La crise, qui a culminé le 30 juillet avec plus de 70 000 personnes entrant en Espagne par le poste de contrôle de Castillejos, a suscité une série de visites de hauts responsables, dont le Premier ministre Pedro Sánchez, le ministre de l'Intérieur et le ministre de la politique territoriale et de l'enfance.
Il a déclaré explicitement que "chaque dernière personne qui est entrée illégalement en Espagne sera renvoyée au Maroc", ajoutant que le Maroc avait montré sa volonté de faciliter ce processus sans rien exiger en retour.
Ces derniers jours, un affrontement diplomatique a eu lieu entre l'Italie et le Maroc, Albares critiquant le gouvernement italien pour son attitude dédaigneuse à l'égard des politiques migratoires espagnoles. " Ces commentaires interviennent après des critiques répétées de l'Italie concernant la gestion par l'Espagne de l'afflux de migrants. Ceuta, une ville d'importance historique en tant que symbole de la souveraineté espagnole depuis l'union des couronnes d'Espagne et du Portugal en 1580, est devenue un point focal de l'attention internationale.
La décision du gouvernement de renforcer à la fois la présence policière et militaire à la frontière reflète les inquiétudes quant à la possibilité d'incidents répétés, en particulier compte tenu des appels en cours sur les médias sociaux encourageant les jeunes Marocains à tenter de franchir la frontière.
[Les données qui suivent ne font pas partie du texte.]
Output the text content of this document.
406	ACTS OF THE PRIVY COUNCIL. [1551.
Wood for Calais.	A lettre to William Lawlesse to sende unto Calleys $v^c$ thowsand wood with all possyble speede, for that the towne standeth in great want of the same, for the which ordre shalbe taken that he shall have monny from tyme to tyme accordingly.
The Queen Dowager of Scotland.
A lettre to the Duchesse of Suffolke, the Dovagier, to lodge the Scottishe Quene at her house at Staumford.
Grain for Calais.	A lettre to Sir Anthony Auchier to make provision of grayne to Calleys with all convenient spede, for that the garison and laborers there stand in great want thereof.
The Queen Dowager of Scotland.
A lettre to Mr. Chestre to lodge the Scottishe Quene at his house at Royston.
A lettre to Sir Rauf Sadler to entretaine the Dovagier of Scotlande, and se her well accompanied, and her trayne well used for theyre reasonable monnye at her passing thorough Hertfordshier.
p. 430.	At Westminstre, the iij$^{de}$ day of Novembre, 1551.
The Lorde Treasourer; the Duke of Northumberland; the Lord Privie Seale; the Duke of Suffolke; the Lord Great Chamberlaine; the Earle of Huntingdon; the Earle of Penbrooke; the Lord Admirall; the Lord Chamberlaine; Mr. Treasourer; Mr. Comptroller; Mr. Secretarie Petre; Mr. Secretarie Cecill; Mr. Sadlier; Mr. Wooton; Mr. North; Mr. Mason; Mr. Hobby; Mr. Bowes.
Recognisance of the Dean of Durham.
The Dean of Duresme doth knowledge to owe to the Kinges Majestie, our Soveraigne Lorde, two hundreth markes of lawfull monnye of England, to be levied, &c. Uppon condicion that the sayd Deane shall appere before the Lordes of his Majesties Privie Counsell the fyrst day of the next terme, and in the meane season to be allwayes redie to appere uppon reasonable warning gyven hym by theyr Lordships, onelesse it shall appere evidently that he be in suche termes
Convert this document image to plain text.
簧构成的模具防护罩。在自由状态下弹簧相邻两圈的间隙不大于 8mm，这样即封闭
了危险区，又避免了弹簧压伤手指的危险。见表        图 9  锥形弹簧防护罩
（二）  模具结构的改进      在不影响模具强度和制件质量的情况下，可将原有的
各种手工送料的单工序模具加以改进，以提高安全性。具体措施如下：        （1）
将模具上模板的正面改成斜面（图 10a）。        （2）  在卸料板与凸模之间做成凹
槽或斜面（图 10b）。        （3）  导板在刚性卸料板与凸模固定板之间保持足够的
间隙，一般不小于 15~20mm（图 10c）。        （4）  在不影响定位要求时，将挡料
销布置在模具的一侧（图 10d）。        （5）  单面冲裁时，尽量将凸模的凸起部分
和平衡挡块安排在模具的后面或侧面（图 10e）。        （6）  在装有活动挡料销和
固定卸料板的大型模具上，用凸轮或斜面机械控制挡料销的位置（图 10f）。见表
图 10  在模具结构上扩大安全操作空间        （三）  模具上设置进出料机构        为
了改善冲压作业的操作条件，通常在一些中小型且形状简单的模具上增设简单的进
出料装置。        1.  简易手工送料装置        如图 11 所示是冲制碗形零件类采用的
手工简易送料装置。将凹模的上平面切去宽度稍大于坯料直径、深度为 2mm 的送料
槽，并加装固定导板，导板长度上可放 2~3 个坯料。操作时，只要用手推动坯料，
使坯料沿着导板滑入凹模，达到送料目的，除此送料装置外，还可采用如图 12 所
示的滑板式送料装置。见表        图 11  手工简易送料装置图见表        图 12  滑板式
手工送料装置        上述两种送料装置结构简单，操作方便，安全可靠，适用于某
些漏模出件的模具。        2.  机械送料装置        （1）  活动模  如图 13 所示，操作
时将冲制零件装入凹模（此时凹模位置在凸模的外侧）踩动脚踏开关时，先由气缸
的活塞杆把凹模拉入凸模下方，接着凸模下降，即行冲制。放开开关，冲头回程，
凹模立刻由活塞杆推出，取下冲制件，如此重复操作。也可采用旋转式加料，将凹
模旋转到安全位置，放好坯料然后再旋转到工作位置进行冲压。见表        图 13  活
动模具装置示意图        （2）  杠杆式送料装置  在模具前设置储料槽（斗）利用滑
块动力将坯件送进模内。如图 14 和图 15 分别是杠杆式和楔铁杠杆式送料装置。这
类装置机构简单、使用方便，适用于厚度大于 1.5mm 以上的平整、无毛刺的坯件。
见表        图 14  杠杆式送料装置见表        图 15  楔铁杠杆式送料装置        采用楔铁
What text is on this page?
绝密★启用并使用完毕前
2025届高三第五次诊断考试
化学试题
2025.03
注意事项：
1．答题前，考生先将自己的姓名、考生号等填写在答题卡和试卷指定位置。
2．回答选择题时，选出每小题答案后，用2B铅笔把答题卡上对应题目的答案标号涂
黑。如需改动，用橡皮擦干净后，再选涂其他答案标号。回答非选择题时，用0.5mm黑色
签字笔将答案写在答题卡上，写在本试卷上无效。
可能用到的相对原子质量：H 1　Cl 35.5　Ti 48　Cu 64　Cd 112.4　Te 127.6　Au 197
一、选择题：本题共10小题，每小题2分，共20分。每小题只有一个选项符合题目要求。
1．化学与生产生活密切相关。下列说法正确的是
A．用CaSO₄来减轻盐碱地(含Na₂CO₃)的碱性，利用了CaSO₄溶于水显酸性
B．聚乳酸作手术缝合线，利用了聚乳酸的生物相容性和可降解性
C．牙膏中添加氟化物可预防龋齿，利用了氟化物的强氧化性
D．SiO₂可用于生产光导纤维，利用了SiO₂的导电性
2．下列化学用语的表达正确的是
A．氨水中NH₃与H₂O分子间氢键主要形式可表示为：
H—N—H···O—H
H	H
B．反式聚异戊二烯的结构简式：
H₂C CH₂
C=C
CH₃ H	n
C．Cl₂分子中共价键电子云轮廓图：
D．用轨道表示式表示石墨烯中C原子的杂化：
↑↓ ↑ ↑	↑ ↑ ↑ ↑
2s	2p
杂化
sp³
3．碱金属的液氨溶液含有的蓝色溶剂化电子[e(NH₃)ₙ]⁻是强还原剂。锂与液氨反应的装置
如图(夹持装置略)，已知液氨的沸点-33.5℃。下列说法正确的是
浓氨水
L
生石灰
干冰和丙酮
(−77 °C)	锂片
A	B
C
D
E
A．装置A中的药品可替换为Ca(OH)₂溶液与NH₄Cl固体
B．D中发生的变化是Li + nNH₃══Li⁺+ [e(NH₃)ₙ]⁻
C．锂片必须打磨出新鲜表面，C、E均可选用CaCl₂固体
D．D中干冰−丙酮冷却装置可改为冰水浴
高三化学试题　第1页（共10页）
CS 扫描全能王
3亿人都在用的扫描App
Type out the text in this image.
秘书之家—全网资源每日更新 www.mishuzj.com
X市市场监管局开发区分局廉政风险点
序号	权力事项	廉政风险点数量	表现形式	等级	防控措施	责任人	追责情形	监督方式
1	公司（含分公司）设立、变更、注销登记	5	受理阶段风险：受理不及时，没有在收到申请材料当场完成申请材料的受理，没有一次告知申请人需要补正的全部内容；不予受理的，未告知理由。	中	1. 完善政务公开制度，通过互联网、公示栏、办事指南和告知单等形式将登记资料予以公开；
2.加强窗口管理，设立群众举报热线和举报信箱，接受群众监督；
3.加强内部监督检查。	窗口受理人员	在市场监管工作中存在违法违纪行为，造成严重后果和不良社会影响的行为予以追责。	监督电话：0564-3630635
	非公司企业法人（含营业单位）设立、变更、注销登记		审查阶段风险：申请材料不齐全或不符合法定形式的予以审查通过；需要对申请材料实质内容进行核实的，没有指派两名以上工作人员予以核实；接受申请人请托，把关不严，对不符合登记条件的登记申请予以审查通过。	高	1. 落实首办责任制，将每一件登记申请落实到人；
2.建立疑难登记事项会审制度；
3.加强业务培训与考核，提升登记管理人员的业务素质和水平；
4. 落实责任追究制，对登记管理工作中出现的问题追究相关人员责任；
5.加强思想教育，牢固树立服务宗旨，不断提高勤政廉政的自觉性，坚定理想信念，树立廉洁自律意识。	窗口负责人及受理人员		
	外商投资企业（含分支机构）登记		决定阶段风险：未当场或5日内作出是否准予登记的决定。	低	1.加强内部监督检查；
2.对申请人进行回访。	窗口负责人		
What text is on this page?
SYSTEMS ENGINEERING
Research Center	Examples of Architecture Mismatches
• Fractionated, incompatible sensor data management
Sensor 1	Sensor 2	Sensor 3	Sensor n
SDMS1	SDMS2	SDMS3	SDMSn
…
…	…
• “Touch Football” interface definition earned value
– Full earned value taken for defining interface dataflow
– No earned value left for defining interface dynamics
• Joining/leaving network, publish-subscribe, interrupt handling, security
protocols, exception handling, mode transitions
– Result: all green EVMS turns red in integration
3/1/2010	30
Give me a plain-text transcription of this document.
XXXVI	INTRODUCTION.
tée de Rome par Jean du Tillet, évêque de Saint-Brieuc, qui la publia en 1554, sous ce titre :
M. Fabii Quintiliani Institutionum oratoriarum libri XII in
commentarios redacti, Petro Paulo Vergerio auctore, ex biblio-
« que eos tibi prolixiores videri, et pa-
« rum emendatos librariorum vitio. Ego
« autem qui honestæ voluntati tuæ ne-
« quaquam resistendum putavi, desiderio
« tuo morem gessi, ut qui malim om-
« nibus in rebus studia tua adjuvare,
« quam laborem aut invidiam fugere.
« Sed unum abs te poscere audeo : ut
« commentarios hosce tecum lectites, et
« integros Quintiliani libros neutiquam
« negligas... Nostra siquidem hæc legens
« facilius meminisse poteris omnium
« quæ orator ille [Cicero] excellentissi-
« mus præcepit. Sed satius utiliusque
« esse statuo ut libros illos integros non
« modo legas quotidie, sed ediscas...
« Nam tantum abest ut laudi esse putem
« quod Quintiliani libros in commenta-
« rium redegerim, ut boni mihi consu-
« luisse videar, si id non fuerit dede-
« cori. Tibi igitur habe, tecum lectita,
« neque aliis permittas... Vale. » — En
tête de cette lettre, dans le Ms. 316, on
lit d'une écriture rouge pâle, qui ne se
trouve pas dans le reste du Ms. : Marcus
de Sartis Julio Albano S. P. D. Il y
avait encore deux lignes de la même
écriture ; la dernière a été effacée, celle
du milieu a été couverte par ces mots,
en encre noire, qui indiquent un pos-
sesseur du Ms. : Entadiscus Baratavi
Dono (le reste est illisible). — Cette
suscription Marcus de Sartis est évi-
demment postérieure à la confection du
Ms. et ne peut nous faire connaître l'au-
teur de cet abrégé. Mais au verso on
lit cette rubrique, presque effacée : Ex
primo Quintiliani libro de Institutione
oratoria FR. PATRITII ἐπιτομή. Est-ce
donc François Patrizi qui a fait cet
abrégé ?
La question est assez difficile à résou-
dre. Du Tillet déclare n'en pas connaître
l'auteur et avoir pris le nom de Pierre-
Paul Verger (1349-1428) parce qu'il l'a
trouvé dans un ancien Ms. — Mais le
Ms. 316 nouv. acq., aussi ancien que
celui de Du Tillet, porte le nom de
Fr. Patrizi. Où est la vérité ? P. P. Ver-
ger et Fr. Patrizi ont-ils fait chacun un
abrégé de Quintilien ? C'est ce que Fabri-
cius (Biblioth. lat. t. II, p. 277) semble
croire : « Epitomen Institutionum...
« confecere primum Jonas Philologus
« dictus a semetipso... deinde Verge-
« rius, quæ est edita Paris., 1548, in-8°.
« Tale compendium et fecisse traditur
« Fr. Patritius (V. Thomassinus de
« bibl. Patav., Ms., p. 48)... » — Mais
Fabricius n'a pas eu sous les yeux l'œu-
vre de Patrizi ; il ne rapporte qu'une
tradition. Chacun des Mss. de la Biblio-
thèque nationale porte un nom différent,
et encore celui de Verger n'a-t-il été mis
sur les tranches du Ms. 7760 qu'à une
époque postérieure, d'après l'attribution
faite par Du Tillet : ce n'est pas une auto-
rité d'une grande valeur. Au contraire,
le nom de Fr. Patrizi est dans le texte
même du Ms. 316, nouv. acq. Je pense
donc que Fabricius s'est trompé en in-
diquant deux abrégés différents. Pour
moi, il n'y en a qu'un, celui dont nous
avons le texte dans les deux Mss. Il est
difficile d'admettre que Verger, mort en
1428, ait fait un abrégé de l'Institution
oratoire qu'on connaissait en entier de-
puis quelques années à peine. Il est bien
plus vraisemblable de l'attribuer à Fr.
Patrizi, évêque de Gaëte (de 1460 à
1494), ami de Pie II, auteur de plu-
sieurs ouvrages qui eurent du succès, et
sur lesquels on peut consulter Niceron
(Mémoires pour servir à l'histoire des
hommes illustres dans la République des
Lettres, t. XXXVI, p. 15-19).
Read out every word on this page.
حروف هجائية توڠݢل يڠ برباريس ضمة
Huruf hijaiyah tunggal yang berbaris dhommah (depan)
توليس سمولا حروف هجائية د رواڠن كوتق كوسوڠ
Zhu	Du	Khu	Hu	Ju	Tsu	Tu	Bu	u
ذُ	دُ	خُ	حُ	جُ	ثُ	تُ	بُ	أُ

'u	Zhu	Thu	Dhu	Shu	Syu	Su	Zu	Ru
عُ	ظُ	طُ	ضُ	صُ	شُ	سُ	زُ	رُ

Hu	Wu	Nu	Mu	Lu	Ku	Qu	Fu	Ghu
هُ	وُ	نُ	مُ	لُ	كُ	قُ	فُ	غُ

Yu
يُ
Pendant ce temps, la crise a également créé des divisions au sein de la politique marocaine avant les prochaines élections législatives. Les partis d'opposition, y compris les groupes islamistes et de gauche, ont exigé une enquête sur les décès survenus pendant la migration de masse, avec des estimations suggérant que le bilan est beaucoup plus élevé que le chiffre officiel de 11 morts.
Albares a réitéré que le Maroc a fait preuve de coopération pour faire face à la crise, bien qu'il ait reconnu le rôle des réseaux criminels et des interprétations erronées des décisions judiciaires dans l'exacerbation de la situation.
Malgré ces efforts, la situation reste instable, avec la possibilité de nouvelles vagues de migration menaçant de mettre à l'épreuve la résilience des systèmes et des relations des deux pays.